Can you stand the rain?
- Lauryn Jones

- Jan 30, 2022
- 5 min read
"Sunny days, everybody loves them. But tell me, can you stand the rain? "- New Edition
It is soo easy to praise God when everything is going great and our prayers are being answered. But what about when we feel weak and overwhelmed? We wonder why we are not seeing the light at the end of the tunnel. But the real question is: why are you not trusting His plan? Why are you not trusting that through all your hard seasons, you will survive?
If you are like me, it may be hard to stay committed to something. At first, your goal seems so exciting and you pour a lot of energy into it. After a while, it can get overwhelming. You are not alone and those different emotions you feel are more than okay! You can always choose to be committed today.
The past eight months have been extremely busy as I have been applying to grad school. In May, I started studying for the GRE for a couple of hours each day. Truthfully, there were many days that I did not study due to a lack of motivation and distractions. In August, I took the GRE test and did not do so well. Fortunately, I changed my program so I did not end up needing the test after all.
When searching for programs, I originally, wanted to go into a Counseling Psych program, but after much consideration, I knew I wanted to take another route. I started looking for programs that did not seem as hard to get into because I felt so incapable of what I could do. How dare I try to stop what God can do, though? Trying to take the easy way out let me see that I was telling God "I know you're calling me to this area, but I don't see that happening, so I'm going to take this route instead." After I came back to my senses, I started applying to Master of Social Work programs. By this time, I was balancing applying for grad school, being on the exec board of multiple organizations, finishing up my undergrad degree, and trying to maintain my social life. In October, I started writing my personal statements which were the hardest. I spent about a month and a half revising my essays and my final draft took about three or four edited drafts. As you can see, this has been a long process!! I had so many times where I felt stagnant due to feeling overwhelmed and being scared of the outcome.

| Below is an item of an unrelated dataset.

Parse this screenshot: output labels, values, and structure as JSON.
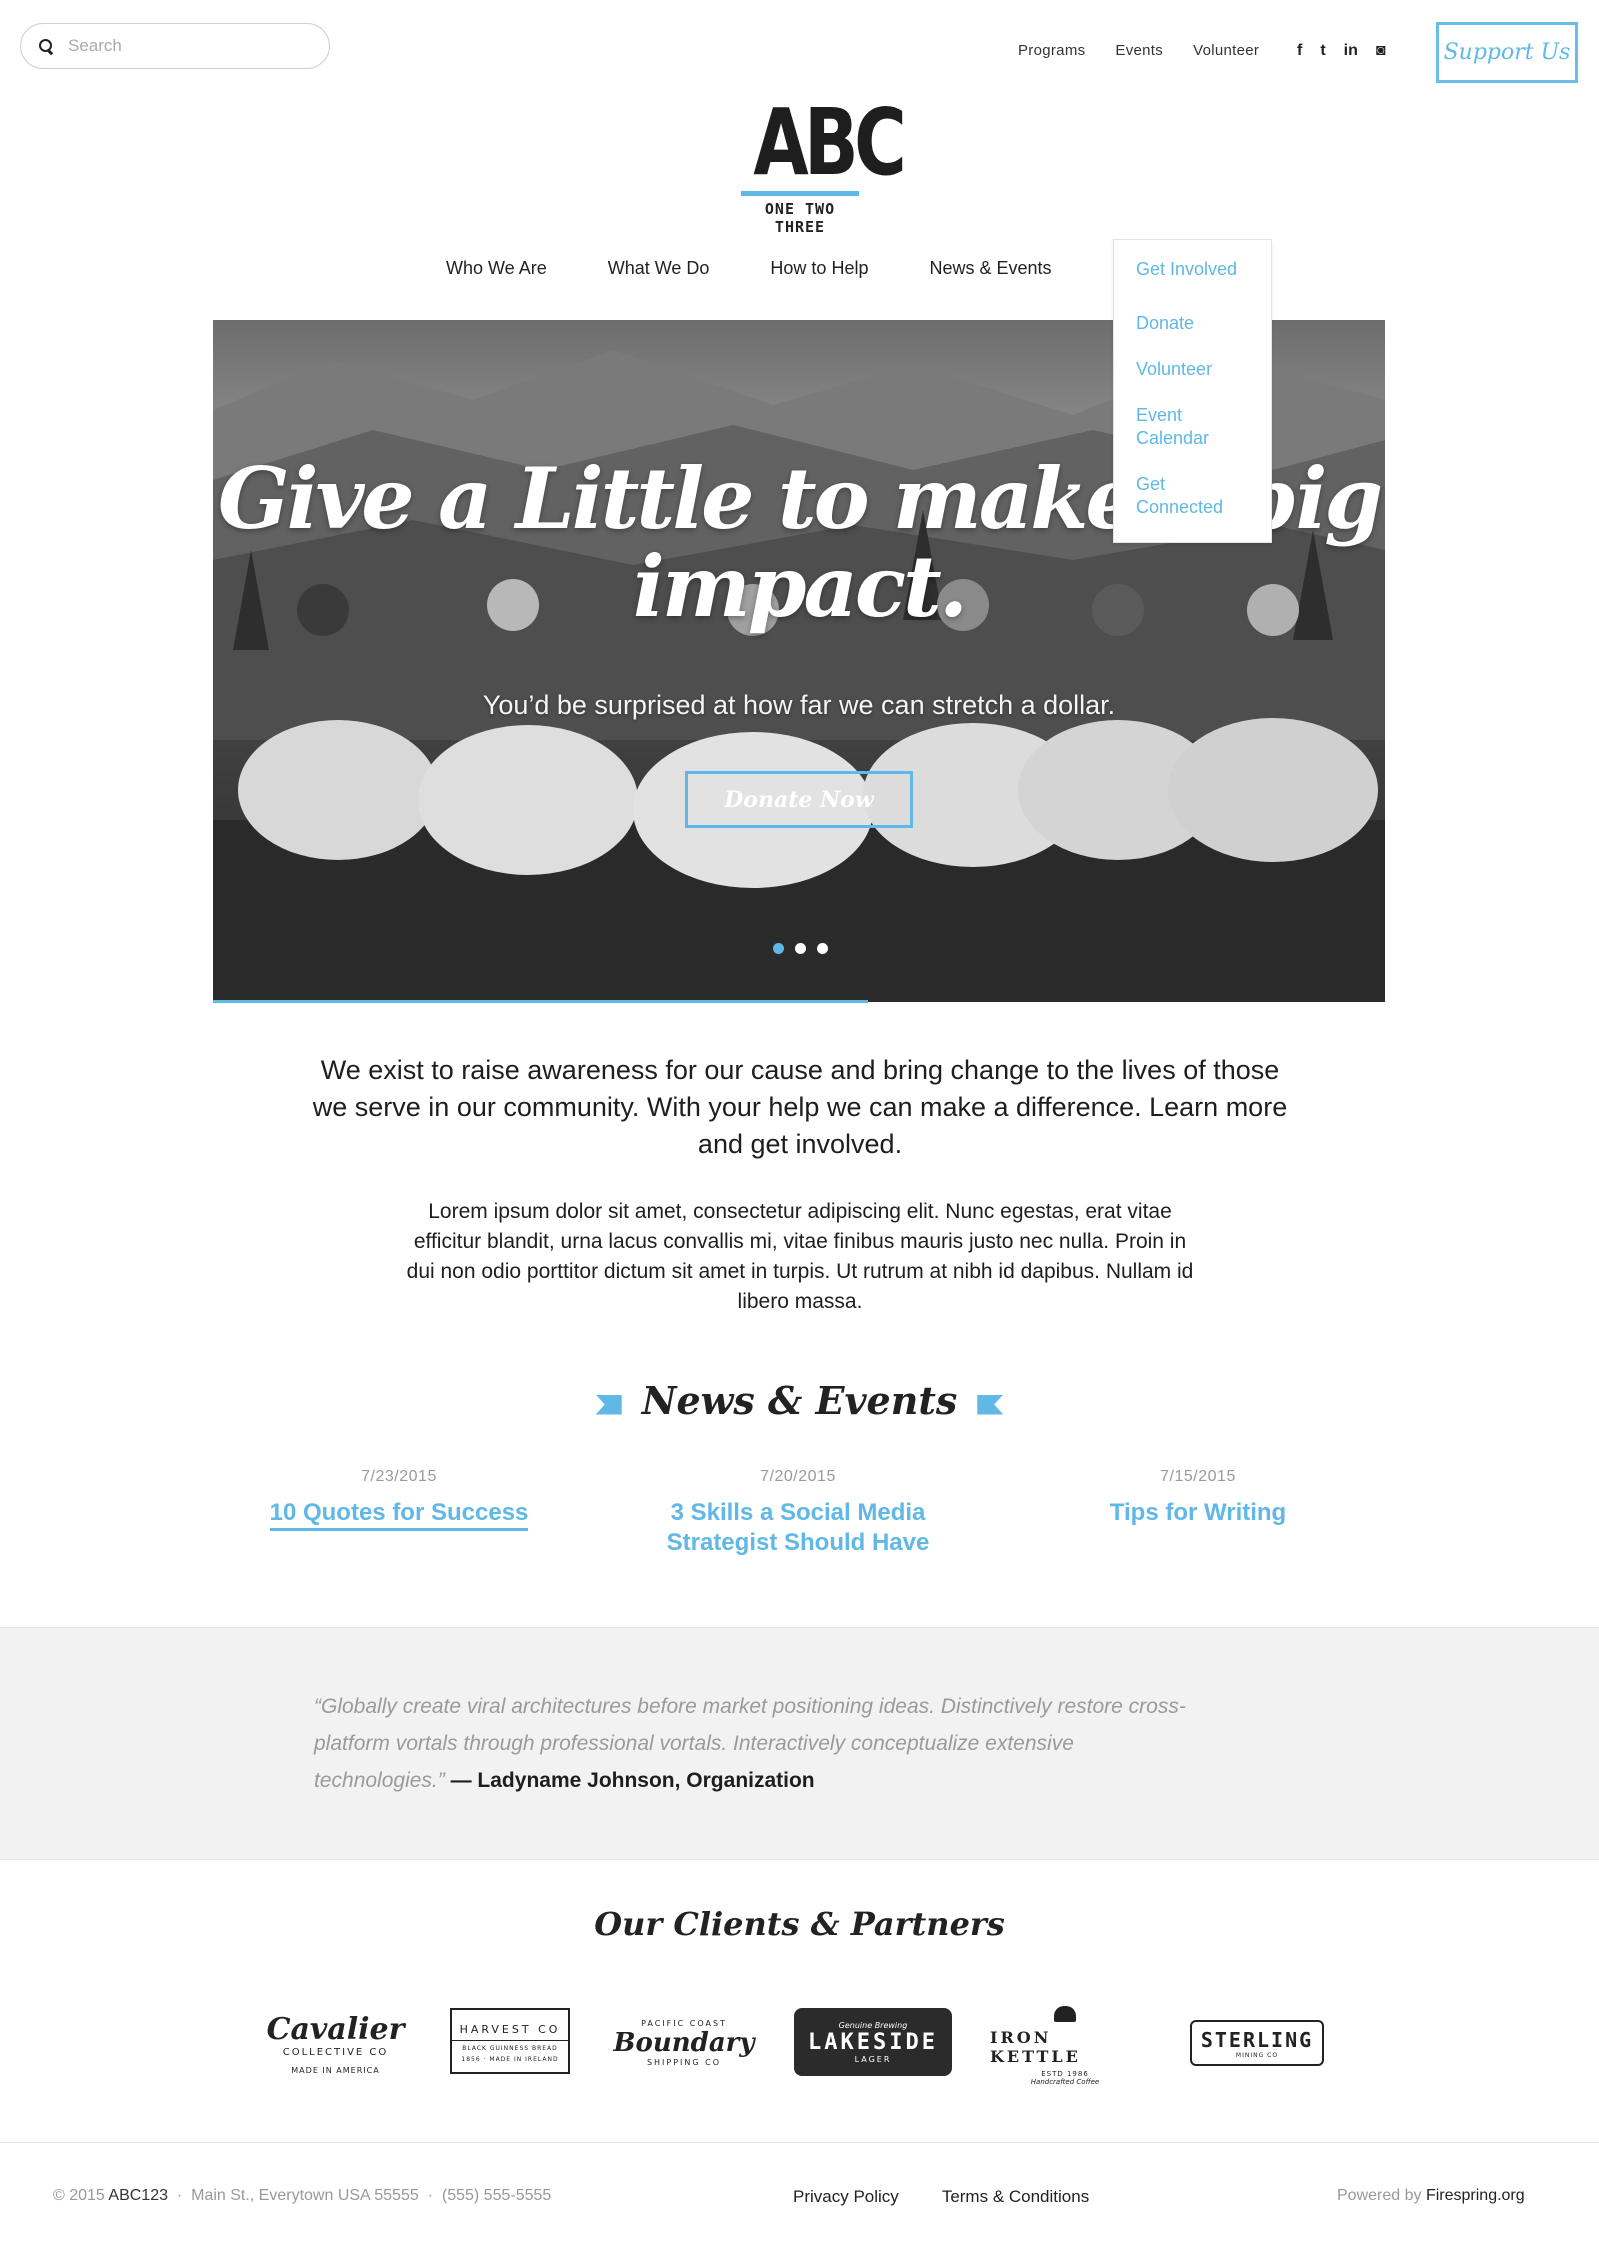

I'm not gonna lie, at first I was thinking, "God, why am I going through this? Why did I take on these commitments? Why couldn't my senior year be less busy? Do I truly need grad school?" But to make it through, I had to change my mindset. I began saying "God, how can I learn from this? What ways can this season help me grow?" I learned this was not a season to be complaining, but a season to persevere.
“Not only so, but we also glory in our sufferings, because we know that suffering produces perseverance; perseverance, character; and character, hope.” Romans 5:3-5

Trials are a part of life. There are going to be days or weeks where you do not get everything done. There are going to be days where you don't want to do anything but rest. But every day won't be like that. You do not have to succumb to a quitting mindset. The day you decide to quit might have been two days before your breakthrough. Do not stop your blessings from coming in. My journey of applying to grad school would not be the same if I had given up last summer while studying for the GRE. I learned to reflect on each day, name it as it was: good or bad, and then do better the next. Let's say I did not fill out an application one day, the next day I'm going to fill out two.

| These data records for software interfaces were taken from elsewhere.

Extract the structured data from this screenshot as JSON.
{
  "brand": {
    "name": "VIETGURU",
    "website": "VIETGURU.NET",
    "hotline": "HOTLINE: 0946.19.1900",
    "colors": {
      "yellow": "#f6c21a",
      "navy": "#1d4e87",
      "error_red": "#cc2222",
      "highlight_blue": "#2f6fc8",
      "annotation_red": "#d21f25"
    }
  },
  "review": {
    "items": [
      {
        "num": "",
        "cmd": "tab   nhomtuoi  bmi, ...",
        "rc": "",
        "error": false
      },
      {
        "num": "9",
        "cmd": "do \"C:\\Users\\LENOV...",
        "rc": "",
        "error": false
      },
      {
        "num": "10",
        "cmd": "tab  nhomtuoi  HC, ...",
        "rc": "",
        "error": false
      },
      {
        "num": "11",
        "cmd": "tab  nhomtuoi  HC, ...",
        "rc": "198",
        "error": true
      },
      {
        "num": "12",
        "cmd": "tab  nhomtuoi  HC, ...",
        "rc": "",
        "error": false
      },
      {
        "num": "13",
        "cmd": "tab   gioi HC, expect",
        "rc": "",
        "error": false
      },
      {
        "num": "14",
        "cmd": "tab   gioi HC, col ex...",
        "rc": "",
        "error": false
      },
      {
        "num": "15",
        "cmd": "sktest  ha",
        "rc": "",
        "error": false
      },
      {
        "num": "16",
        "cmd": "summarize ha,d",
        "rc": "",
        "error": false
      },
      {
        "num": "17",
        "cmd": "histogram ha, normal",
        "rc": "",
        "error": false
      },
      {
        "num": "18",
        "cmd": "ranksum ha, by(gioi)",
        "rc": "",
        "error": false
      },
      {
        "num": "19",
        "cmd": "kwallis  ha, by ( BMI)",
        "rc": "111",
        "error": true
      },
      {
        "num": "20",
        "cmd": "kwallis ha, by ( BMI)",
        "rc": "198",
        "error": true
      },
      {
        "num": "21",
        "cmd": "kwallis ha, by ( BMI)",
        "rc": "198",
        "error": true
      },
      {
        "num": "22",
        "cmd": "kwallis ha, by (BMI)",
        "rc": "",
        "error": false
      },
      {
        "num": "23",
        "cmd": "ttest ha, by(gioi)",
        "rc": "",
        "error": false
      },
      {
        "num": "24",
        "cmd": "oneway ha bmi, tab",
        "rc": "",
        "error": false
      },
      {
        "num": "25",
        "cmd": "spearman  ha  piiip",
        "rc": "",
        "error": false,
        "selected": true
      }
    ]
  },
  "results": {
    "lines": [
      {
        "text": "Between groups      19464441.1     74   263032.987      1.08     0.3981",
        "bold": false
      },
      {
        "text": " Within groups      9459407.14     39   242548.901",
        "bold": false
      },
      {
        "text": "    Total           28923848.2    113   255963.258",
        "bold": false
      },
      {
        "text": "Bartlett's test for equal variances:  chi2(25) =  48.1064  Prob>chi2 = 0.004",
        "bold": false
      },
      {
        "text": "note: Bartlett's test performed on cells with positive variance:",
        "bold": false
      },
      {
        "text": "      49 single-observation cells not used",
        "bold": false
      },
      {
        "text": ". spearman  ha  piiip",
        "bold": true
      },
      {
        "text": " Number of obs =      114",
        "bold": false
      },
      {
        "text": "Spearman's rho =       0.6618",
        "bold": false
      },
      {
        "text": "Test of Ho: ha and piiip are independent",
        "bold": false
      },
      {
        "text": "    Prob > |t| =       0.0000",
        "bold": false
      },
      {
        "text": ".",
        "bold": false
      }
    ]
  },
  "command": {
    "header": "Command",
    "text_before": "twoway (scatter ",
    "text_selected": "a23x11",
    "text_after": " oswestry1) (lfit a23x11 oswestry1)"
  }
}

Harder days are not there to tear you down, but to build you up. On my worst, longest, and/or busiest days, He's taught me how to get up and say "Thank you, God." God does not want these situations to make us hide in fear. He wants us to grow in confidence that if He gets us through one trial, He'll do it again! I've been able to learn these things because I put myself in a position to learn. My response went from "God, help me get out of this." to "God, help me get through this." It's all about your perspective and your response.
My response became worship. I love to worship because it just reminds me of how much greater God is than our problems. Even if we have a bad day or are going through a trial, we can fight spiritually. God's word, worship, and prayer are all part of our armory.
As for the stress that hard days may bring, I am not saying to ignore it. Take care of yourself. Find ways to relieve your stress, healthily. It is okay to feel anxious or afraid, but you do not have to sit in that. You can do something about it. You can do it, afraid. Go check out my "Self-care is not Selfish" post for more self-care tips!
"All the days won't be perfect" - New Edition. But we can still trust that God is going to pull us through the storm. He is not a God that leaves us. He carries us through each day. Storms will come, but what will be your response?

God, I thank you for being a God that cares for us. God, I know that if you can handle the cross, you can handle our emotions. I know that our trials are only opportunities for us to learn how to be fruitful, how to overcome, gain strength, and have faith in You. Help us, Lord, to seek You every day. Seek our hearts and minds and expose to us the fears and worries we carry. Show us what you are wanting to learn in this season. Show us how to be better. Help us grow in the faith of your strength and goodness. God is good, all the time, All the time, God is good. Amen.
Sis, pick up your pen and paper and start writing those goals down. Stick to your plan. See it through! You have to do your part at being faithful and God will do the rest! Had I quit, I wouldn't have gotten my first grad school acceptance. Trust me, I thought about giving up very often. But with God on my side, I'm able to keep walking and you can too! You are unstoppable.